The United States has the highest corporate income tax rate in the world. Currently, the tax rate is at 39.1%. This would not be a problem if there were no other tax rates to compare it to. Before there was technology that allowed any information to be accessed, instantly, at any time, before high end products could be made for pennies on the dollar in other parts of the world, this might seem like a fair rate. 39.1% is a small bit to pay for making millions and millions of dollars. Unless, of course, you can base your corporation out of Ireland, in which case you only pay 12.5%. This would seem like a no brainer.
Everything is more accessible throughout the entire world thanks to globalization. Ideas and products flow from one country to another in the blink of an eye. Whether you base your corporation out of Ireland or the
 
U.S., you can still sell your products throughout the entire world. It is also worth noting that you can make your products anywhere in the world too. The high manufacturing cost in the U.S. is a big disadvantage but that is a discussion for another time. The high corporate income tax rate really puts U.S. Corporations at a disadvantage. Not only does it put corporations here at a disadvantage, it drives some corporations away and it most certainly does not help attract companies to the United States.
Just take a look at Burger King. When Burger King originally was looking into buying Tim Horton's (a Canadian company) they were going to move their Headquarters to Canada. Canada happens to have a lower corporate income tax rate than the U.S.
Burger King did not end up moving its headquarters to Canada but if it did, that would be a lot of tax income that would be sorely missed. Although Burger King did not move its headquarters, some corporations have. This loss of tax income does nothing other than increase the U.S. national debt.
If the United States lowered their corporate income tax rates, corporations would not want to move their headquarters to other places. It would even give new corporations a reason to base their companies out of the United States rather than starting up in a different country. The more corporations that decide to keep their headquarters or first base their headquarters in the U.S., the more tax income there would be. The more tax income, the lower the national debt. It is as easy as that.

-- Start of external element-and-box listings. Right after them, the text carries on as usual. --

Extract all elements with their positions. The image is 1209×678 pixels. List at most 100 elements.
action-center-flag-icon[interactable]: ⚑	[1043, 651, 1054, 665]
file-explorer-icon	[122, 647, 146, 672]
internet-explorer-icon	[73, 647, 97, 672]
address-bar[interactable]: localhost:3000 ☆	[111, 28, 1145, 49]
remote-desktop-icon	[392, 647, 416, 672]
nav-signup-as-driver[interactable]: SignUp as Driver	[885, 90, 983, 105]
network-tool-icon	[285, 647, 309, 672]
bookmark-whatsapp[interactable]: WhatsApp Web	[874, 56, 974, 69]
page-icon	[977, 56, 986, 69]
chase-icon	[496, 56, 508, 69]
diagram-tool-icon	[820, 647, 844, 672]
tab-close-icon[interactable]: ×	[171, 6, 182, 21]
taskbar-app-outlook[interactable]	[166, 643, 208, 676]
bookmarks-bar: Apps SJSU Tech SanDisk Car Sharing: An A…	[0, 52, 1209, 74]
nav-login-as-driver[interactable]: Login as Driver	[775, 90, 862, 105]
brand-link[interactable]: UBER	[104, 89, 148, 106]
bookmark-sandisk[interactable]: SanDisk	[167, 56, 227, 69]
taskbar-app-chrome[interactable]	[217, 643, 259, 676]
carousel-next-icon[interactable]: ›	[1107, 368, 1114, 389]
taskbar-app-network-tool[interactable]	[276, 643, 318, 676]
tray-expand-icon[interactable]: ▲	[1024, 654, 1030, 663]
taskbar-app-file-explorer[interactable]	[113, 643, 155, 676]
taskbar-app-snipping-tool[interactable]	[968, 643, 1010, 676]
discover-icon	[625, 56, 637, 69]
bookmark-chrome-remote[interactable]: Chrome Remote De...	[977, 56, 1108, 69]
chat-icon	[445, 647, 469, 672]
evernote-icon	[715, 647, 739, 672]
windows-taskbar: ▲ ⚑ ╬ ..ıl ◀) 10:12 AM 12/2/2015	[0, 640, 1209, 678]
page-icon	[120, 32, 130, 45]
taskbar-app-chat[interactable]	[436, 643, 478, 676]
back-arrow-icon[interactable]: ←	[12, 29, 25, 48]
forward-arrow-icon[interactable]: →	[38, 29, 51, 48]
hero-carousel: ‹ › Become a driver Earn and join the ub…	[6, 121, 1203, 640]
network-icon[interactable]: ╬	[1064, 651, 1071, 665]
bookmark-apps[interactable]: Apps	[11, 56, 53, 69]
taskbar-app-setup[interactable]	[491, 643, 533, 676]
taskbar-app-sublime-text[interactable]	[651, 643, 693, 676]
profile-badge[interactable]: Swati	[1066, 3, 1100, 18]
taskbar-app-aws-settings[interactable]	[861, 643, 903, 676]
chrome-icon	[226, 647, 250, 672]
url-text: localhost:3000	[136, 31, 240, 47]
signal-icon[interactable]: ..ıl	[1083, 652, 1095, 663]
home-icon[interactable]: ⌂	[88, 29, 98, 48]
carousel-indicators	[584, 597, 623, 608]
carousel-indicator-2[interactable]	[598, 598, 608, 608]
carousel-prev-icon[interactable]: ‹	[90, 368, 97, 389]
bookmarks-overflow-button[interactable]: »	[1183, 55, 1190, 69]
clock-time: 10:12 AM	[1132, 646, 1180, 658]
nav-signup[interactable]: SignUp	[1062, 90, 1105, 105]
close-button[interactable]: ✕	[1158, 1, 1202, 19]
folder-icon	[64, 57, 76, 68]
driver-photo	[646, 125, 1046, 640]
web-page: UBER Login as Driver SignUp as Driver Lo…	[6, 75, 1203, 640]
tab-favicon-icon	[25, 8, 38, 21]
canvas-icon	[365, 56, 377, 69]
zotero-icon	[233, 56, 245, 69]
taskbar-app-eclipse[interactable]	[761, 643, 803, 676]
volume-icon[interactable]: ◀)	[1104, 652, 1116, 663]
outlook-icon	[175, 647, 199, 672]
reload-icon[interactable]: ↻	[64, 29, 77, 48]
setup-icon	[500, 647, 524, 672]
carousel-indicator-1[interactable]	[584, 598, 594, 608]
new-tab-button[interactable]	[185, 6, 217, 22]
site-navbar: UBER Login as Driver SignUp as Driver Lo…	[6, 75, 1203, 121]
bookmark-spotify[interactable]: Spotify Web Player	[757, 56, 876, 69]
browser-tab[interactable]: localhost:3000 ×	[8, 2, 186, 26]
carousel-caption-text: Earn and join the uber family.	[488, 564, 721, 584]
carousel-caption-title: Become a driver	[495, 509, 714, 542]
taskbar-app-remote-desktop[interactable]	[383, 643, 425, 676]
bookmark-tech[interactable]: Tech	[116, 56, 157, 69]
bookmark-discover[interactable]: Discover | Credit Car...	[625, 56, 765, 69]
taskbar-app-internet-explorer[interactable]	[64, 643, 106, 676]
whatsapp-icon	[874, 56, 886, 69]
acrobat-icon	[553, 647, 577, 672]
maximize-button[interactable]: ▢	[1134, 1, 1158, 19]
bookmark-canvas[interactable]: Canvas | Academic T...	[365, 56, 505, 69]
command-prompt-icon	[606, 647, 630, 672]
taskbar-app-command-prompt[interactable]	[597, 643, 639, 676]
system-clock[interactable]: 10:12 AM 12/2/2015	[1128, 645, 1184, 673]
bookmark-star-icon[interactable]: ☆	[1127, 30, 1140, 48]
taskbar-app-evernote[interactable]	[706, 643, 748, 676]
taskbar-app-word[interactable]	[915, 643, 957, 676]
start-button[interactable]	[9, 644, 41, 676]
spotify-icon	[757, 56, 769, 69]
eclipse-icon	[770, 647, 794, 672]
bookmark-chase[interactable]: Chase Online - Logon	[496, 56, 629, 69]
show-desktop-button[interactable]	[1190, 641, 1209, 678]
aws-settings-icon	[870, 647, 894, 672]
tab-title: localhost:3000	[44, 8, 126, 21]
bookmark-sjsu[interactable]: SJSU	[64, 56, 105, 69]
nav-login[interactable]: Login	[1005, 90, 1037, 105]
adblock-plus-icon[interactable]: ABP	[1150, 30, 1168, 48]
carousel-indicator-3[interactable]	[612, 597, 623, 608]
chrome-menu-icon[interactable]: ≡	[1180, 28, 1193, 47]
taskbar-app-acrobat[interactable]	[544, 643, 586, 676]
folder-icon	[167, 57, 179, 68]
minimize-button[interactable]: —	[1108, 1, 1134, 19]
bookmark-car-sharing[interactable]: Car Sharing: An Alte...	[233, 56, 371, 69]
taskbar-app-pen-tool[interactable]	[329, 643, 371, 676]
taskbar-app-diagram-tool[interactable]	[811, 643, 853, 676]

However, lowering the U.S. corporate income tax rate is a lot easier said than done. If a politician says they are going to lower the corporate income tax rate, millions of working class families won't really understand how that will help. They will see it as the wealthy politicians giving a break to their CEO buddies. There goes millions of votes right out the window. What they don't realize is that the consumers of the corporations are already footing the bill for the high taxes. If the corporate income tax was lowered, the prices of the goods and services would drop, which would help out the millions of working class families. Not only would it drop the prices of the goods and services, it would bring in new corporations. Bringing in the new corporations would help everyone by increasing the tax income and lowering the debt.